Книга Апокалипсис 1920 - Вика Вокс
Шрифт:
Интервал:
Закладка:
— Слушай, Могильщик, ты что-то сам не свой нынче. Что случилось?
— Какое тебе то дело, командир? — сказал я, поднявшись на ноги и нарочно отошедши подальше от своей убогой кровати.
— Самое прямое. Нам с тобой в атаку скоро идти. Прямо на немецкие пушки. Я хочу знать, что с тобой не так, прежде чем доверить тебе свою жизнь!
— Уж за свою то жизнь тебе, конечно, и беспокоиться, офицер! — сказал я, снимая со стены свой винчестер девяносто пятого, в мыслях о том, пристрелить ли мне этого гада прямо сейчас, несмотря на возможные риски для своей шкуры.
— Что это за коммунистический вздор, Йозеф?! Или ты считаешь меня плохим командиром, который не заботится о своих солдатах? В конце концов, я императорский офицер! — он тоже вскочил, с некоторым гневом в голосе, — Я клятву давал беречь бойцов!
— А я обычный русский солдат. Я дело своё делаю вне зависимости от командования и своего эмоционального состояния. Просто потому, что иначе никак. Ведь все императорские офицеры бездарные сволочи, неспособные командовать в силу серебряной ложки, из-за которой у них теперь зудит в заду. — я сжал покрепче приклад и всё больше склонялся к тому, чтобы наплевать на скопление сослуживцев снаружи блиндажа, и наконец сделать дело, ради которого я и пришёл на эту чёртову войну.
— Почему ты всё ещё считаешь меня отвратительным командующим? Да, я ошибался и последний раз в той атаке…
— Куча наших сослуживцев погибло, пока ты пил чай в штабе. Заботливый ты наш!
— Я не контролировал немецкую газовую атаку! Откуда мне было знать, что разведка закончится именно так?
— А знаешь, что я там видел? Живых мертвецов, которые поднимались из-под павших лошадей и с криком "Ура" бросились на бошей. В самоубийственной атаке. И мы ведь взяли тот чёртов опорный пункт! Но никто из тех, кто не успел надеть противогаз уже не увидели нашего флага над позицией. А половина из тех, кто успел, уехали в госпиталь. Этот прорыв не стоил их страданий.
.— Слушай… — Волк подошёл ко мне и положил руку на плечо, — Я чувствую от этого себя не лучше, чем ты. Но это война, чёрт возьми! Мы здесь все в одной лодке.
— С каких это пор, такие как ты, с нами в одной лодке?

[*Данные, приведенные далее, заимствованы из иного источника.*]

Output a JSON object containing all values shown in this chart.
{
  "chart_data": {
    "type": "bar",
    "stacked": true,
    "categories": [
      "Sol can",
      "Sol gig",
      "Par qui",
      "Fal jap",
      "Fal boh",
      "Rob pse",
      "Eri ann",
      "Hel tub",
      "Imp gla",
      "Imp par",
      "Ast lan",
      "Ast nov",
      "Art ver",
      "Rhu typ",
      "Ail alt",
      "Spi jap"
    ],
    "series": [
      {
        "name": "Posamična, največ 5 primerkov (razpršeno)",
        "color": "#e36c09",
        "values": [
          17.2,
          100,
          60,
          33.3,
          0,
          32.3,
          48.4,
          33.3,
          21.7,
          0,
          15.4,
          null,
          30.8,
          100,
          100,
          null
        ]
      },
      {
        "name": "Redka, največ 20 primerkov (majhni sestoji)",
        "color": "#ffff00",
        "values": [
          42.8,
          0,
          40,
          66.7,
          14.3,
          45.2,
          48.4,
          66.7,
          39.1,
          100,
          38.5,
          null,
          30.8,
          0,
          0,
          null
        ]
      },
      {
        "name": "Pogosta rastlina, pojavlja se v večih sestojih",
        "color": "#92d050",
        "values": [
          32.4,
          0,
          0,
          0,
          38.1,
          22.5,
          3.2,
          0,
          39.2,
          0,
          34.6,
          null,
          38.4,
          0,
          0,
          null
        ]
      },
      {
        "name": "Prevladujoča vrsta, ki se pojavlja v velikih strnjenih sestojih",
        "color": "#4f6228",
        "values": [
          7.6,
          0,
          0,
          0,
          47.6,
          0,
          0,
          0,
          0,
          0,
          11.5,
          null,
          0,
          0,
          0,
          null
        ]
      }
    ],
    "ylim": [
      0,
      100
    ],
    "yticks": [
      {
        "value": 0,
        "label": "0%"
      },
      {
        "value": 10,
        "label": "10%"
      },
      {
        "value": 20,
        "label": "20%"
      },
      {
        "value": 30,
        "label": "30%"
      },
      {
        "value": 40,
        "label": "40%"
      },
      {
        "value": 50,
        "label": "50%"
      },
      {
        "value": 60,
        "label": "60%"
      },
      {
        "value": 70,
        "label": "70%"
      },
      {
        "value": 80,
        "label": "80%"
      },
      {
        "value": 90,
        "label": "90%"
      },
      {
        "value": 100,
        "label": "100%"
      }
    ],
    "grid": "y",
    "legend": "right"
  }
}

— Ты думаешь, что раз я наследовал отцовские богатства, то я не страдал в жизни? Моего отца убили, какие-то ублюдки, на моих глазах, когда я был совсем юным! Убили они и мать с сестрой. Думаешь, легко такое перенести? Особенно, когда в итоге тебя и искалечили, лишив языка и зубов!
Я внезапно обернулся, чтобы заглянуть командиру в глаза. В них читалась какая-то глубокая обида на несправедливость мира. Такая же обида, которая всю жизнь теплилась и во мне. Я вдруг вспомнил про тот эпизод самосуда. Вспомнил про купца и про то, как размозжил ему голову. Про парнишку, которого я чуть не оставил захлёбываться кровью. И моя хватка на цевье ослабла. Морозов продолжил:
— Знаешь, я, конечно, не должен о таком говорить. — он перешёл на шёпот, — Но раз уж ты тоже проклятый, то я скажу, что не остался инвалидом только потому, что через какое-то время от гнева и ярости, во мне проснулось проклятие. Не самое чудесное на свете, но оно меня спасло. И я смог рано уйти в Охранку, на отцовские деньги, чтобы ловить ублюдков, подобные которым убили мою семью. Но знаешь, что я думаю теперь? Здесь, на фронте, когда я ушёл из тайной полиции в кавалергарды?
— Что?
— Не ярость мной двигала и даже не обида. Они вообще никогда никого ни к чему не приведут. Я пошёл в Охранку, а потом и в армию, чтобы защитить других от несправедливости, с которой сам столкнулся в детстве. Защитить естественный порядок вещей.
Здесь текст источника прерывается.